Following apremilast treatment, people with psoriatic disease experienced weight loss -- principally abdominal subcutaneous fat -- as well as improvement in disease activity.
That's according to data recently published in .
The prospective, open-label study assessed adults receiving 30 milligrams of apremilast as part of routine care for psoriasis and/or psoriatic arthritis. In these patients (median age 54.5 years, 63% women, median BMI 33.2 kg/m2), apremilast was associated with a mean weight loss of 2.2 kg (95% CI 1.4-3.0; P<0.001) and a mean BMI decrease of 0.8 kg/m2 (95% CI 0.5-1.2; P<0.001) after 6 months of treatment. Body composition analysis demonstrated a reduction in total abdominal fat [mean decrease 0.52L (95% CI 0.08-0.96), P=0.022], principally subcutaneous adipose tissue [mean decrease 0.37 L (95% CI 0.05-0.68), P= 0.022]. There was no change in adipocyte diameter, hemoglobin A1c, lipid, glucagon-like peptide-1, or vascular function. Psoriatic disease activity improved with apremilast, although this was not correlated with weight change.

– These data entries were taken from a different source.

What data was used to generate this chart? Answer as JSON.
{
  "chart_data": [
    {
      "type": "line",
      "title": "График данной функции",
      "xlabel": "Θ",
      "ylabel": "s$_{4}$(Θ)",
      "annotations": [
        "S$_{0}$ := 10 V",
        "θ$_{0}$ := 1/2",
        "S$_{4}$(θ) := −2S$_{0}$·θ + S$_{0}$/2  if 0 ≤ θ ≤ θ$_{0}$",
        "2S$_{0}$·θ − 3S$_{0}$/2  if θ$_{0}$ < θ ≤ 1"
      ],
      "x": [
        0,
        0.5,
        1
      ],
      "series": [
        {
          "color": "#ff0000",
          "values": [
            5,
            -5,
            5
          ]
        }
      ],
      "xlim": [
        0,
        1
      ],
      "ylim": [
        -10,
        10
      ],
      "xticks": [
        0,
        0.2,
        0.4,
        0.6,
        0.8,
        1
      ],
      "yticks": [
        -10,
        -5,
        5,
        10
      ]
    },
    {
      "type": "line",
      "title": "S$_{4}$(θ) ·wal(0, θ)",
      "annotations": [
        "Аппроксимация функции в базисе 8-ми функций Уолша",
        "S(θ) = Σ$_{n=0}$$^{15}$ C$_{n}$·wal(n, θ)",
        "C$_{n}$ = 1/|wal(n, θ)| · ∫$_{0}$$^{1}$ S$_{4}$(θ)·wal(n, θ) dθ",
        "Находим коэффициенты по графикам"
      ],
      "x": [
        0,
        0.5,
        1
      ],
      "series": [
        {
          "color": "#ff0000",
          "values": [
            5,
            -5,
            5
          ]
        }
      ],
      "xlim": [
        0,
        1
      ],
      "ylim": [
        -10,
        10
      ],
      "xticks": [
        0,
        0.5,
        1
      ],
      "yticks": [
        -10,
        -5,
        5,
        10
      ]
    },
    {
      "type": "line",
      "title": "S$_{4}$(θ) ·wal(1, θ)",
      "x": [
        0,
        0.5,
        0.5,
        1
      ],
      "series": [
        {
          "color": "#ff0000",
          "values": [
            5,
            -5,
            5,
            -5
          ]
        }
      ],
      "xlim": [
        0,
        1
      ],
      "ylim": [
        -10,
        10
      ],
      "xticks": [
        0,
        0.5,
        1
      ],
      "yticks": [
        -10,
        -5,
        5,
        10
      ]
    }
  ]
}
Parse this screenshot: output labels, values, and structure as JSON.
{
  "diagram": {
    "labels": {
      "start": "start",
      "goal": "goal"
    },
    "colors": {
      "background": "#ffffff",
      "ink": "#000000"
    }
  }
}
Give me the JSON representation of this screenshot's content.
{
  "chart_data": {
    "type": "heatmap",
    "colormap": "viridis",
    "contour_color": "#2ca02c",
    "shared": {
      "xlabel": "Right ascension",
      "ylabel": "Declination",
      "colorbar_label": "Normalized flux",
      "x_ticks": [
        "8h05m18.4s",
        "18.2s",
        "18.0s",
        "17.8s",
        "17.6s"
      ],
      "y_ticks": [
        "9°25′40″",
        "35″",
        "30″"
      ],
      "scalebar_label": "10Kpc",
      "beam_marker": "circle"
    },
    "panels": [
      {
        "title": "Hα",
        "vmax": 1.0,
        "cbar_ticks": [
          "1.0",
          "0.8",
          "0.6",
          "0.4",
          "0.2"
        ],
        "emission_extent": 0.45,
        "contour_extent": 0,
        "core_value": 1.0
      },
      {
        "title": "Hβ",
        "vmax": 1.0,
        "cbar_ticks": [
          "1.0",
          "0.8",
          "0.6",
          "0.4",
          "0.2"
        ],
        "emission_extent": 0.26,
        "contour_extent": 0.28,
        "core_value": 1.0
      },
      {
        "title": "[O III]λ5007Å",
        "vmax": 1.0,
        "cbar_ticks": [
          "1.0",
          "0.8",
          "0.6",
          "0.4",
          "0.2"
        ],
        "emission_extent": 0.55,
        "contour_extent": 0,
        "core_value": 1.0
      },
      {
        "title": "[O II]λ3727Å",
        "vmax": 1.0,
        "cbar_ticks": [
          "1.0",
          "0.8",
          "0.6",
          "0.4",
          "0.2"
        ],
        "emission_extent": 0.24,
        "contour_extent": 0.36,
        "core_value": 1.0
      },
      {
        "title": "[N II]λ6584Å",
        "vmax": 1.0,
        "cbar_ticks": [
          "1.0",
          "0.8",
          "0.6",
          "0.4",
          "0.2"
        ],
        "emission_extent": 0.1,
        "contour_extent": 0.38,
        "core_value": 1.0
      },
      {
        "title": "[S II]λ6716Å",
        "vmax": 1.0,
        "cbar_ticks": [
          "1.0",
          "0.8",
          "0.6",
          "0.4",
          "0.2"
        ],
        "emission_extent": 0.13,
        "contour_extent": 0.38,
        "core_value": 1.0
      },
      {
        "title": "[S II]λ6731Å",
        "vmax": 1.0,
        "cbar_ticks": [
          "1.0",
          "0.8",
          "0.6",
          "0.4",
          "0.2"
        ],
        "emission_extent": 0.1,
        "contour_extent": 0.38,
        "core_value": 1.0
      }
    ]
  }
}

Lyn Ferguson, MBChB, a physician-researcher with the Institute of Cardiovascular and Medical Sciences at the University of Glasgow in Scotland, served as the paper's first author. Here, she discusses key study findings with the Reading Room. The exchange has been edited for length and clarity.
Why is there a need to study weight loss in the psoriatic disease population?
Ferguson: Obesity, type 2 diabetes, and cardiovascular disease are significant comorbidities in people with psoriasis and psoriatic arthritis. Increased BMI has been associated with worsened psoriatic disease activity, while weight loss appears to improve that activity.
Why did your study set out to assess apremilast in this context?
Ferguson: Previous studies suggested that apremilast, an anti-inflammatory medication, may have additional metabolic effects.
The Immune Metabolic Associations in Psoriatic Arthritis study was an exploratory study designed to assess whether apremilast, a phosphodiesterase (PDE)-4 inhibitor, was associated with weight loss and other cardiometabolic benefits in patients with psoriatic disease.
We investigated whether treatment with apremilast was associated with weight loss, including any change in body fat distribution on MRI and adipocyte morphology on subcutaneous fat biopsy, and whether weight loss correlated with improved disease activity.
We also assessed whether there was any improvement in glucose homeostasis, lipid profiles, levels of the incretin hormone glucagon-like peptide-1 (GLP-1), and vascular function with apremilast.
How would you describe the key findings?
Ferguson: Apremilast was associated with a modest weight loss of 2.2 kg and reduction in BMI of 0.8 kg/m2 after 6 months of treatment. Weight loss was principally in abdominal subcutaneous fat, with no significant change in adipocyte size.
There was no change in HbA1c, GLP-1, lipid, or vascular function parameters with apremilast. Improvements in disease activity were independent of weight change, suggesting apremilast likely acts through immunological rather than metabolic effects.
What clinical suggestions might you offer in light of these findings?
Ferguson: Clinicians should be aware that individuals with psoriatic arthritis have an increased risk of metabolically linked comorbidities such as obesity, insulin resistance, type 2 diabetes mellitus, and non-alcoholic fatty liver disease, as well as cardiovascular disease.
Proper management of psoriatic disease should address these realities. Obesity also appears to relate to worse disease activity. Future studies should focus on weight loss interventions in psoriatic disease to help improve disease activity and lessen cardiometabolic comorbidities.
IMPLICATIONS FOR PRACTICE:
- Apremilast led to modest weight loss in people with psoriatic disease.
- Improvements in disease activity were independent of weight change, suggesting apremilast likely acts through immunological rather than metabolic effects.
- Clinicians treating people with psoriatic disease should be aware of obesity, insulin resistance, and similar comorbidities, in addition to cardiovascular disease.
Ferguson did not disclose any relevant financial relationships with industry.